Source: Steve Watson |

A police officer caught on video sleeping in his car told an Illinois man that “It’s now illegal to record a police officer in public” when the man asked him why he wasn’t patrolling the neighborhood.

A local ABC News affiliate reported that student Matt Fedora confronted the cop, claiming that he’d been asleep in a parking lot near his home for hours.

“You’ve been here for the past three hours,” Fedora is heard saying to the officer in the video. When the cop denied the claim, Fedora responded “Don’t lie to me, don’t lie to me.”

“I’m not lying to you,” the cop said, prompting Fedora to reply “If you keep lying, I’m going to post this on Youtube.”
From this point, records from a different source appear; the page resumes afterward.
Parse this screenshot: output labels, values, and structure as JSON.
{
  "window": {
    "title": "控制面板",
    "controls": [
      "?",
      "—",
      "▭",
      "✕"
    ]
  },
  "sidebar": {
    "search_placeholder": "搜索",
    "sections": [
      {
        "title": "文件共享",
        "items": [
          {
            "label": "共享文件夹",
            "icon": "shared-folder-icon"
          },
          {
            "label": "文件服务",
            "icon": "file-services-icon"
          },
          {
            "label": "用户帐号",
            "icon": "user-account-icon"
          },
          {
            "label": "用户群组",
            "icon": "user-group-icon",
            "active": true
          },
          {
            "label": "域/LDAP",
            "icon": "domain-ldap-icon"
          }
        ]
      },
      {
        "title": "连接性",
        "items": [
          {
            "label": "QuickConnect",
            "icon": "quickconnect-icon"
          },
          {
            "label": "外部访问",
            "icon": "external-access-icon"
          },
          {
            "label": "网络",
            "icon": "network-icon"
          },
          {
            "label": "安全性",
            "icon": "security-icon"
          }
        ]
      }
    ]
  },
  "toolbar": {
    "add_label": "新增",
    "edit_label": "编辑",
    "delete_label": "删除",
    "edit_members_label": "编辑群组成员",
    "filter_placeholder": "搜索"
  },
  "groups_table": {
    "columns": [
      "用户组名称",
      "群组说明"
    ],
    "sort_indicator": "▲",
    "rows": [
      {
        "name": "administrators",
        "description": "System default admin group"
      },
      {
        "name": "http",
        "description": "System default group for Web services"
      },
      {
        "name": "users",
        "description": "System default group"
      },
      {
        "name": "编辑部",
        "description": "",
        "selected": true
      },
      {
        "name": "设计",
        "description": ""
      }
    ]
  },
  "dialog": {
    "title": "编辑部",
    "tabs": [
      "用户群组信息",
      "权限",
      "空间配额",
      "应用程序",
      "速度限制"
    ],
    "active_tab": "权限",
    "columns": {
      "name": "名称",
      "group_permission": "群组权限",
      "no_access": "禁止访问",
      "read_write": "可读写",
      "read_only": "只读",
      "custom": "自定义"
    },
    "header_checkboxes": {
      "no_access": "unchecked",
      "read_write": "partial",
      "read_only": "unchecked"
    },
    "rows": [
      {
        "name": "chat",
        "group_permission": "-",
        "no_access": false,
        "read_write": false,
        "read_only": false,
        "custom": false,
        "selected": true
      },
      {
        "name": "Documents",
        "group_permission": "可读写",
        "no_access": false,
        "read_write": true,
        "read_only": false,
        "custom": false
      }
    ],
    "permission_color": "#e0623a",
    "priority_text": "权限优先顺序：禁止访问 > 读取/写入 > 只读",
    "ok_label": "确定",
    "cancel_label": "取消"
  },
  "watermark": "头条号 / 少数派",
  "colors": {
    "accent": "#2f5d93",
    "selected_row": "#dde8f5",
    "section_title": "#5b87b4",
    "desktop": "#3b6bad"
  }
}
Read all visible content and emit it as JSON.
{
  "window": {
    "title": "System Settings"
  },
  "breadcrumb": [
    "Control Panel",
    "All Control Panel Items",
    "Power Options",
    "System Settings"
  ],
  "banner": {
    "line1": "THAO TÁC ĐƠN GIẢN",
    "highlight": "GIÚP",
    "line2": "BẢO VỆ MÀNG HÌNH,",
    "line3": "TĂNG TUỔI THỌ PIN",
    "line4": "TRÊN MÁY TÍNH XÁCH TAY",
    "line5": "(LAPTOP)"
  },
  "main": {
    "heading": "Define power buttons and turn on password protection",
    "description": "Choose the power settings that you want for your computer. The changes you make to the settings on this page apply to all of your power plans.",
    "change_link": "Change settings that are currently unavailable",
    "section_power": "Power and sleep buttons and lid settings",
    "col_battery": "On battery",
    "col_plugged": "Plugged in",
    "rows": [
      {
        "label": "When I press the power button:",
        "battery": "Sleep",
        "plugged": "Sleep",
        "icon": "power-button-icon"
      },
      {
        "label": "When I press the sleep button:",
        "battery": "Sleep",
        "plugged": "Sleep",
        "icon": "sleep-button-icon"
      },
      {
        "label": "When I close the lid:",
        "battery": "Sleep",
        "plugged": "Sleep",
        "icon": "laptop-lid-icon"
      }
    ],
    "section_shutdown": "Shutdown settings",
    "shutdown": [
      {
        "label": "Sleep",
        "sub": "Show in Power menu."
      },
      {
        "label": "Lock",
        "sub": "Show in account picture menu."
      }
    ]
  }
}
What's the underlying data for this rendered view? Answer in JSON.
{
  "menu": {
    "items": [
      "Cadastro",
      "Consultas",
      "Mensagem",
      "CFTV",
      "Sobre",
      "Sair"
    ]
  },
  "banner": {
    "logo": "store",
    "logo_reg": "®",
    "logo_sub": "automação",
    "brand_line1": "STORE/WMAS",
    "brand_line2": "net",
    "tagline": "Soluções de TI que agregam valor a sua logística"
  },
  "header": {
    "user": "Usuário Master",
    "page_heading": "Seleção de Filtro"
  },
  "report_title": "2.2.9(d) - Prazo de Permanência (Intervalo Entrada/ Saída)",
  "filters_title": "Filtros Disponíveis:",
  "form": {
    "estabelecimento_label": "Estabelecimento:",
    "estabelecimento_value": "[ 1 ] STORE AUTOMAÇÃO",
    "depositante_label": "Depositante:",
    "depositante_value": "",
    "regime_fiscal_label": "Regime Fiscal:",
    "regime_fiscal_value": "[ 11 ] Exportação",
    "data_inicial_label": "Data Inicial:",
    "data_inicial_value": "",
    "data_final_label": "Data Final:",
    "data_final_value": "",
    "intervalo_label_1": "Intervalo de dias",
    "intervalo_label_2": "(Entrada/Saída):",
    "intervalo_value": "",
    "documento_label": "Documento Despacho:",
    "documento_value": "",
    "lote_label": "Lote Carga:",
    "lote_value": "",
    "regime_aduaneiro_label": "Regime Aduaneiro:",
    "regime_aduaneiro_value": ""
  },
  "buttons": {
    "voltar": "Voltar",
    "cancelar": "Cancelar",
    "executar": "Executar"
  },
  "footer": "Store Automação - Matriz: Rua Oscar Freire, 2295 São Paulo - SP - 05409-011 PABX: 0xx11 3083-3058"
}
“Oh, so you’re recording?” the cops said, before stating “Are you aware that it’s now illegal to record a police officer in public?” At which point Fedora stopped recording.

The cop’s claim is a stark reminder of how new eavesdropping laws in the state are being abused by law enforcement.

As Infowars reported last month, an amendment to a Senate bill in Illinois was overwhelmingly passed, which on the surface appears to make it a felony to record police officers and government officials.

The Amendment to Senate Bill 1342 was stealthily introduced on the back of an unrelated piece of legislation. It essentially reestablishes a completely unconstitutional eavesdropping law that was previously overturned by The Supreme Court in March for being too draconian.

The new amendment legislates its way around the ‘reasonable expectation of privacy’ standard in law by refraining from defining it, and merely states that recording any “oral communication between 2 or more persons” is now illegal.

Of course, were a case of this nature to go to court, Constitutional protections would likely trump the vaguely defined legislation. However, the legislation still has many concerned that it is designed to purposefully dissuade citizens from filming cops.

Jacob Huebert, Senior Attorney at Liberty Justice Center, noted that “There’s only one apparent reason for imposing a higher penalty on people who record police in particular: to make people especially afraid to record police.”

Judging by the police officer’s response in this latest case, some officers now genuinely believe it is illegal for people to film them in public.

“I started video taping, and it really upset me because our house was broken into last week,” Fedora explained. “I think that’s why you can see the passion and the anger in the video.”

“Stuff like this really shouldn’t be happening,” said Fedora. “Especially when it’s a block away from where there were three robberies.”

WSILTV News asked Councilor Jane Adams to clarify the law, to which she replied “It’s perfectly legal to video people in public, specifically police officers.”

Adams added that it is essential to “Make sure that our police officers on patrol know what the law is and know what citizens rights are,”

Carbondale Interim Police Chief Jeff Grubs says the department is investigating any wrongdoing.
“We don’t condone, nor will we tolerate, any type of workplace misconduct,” said Grubbs.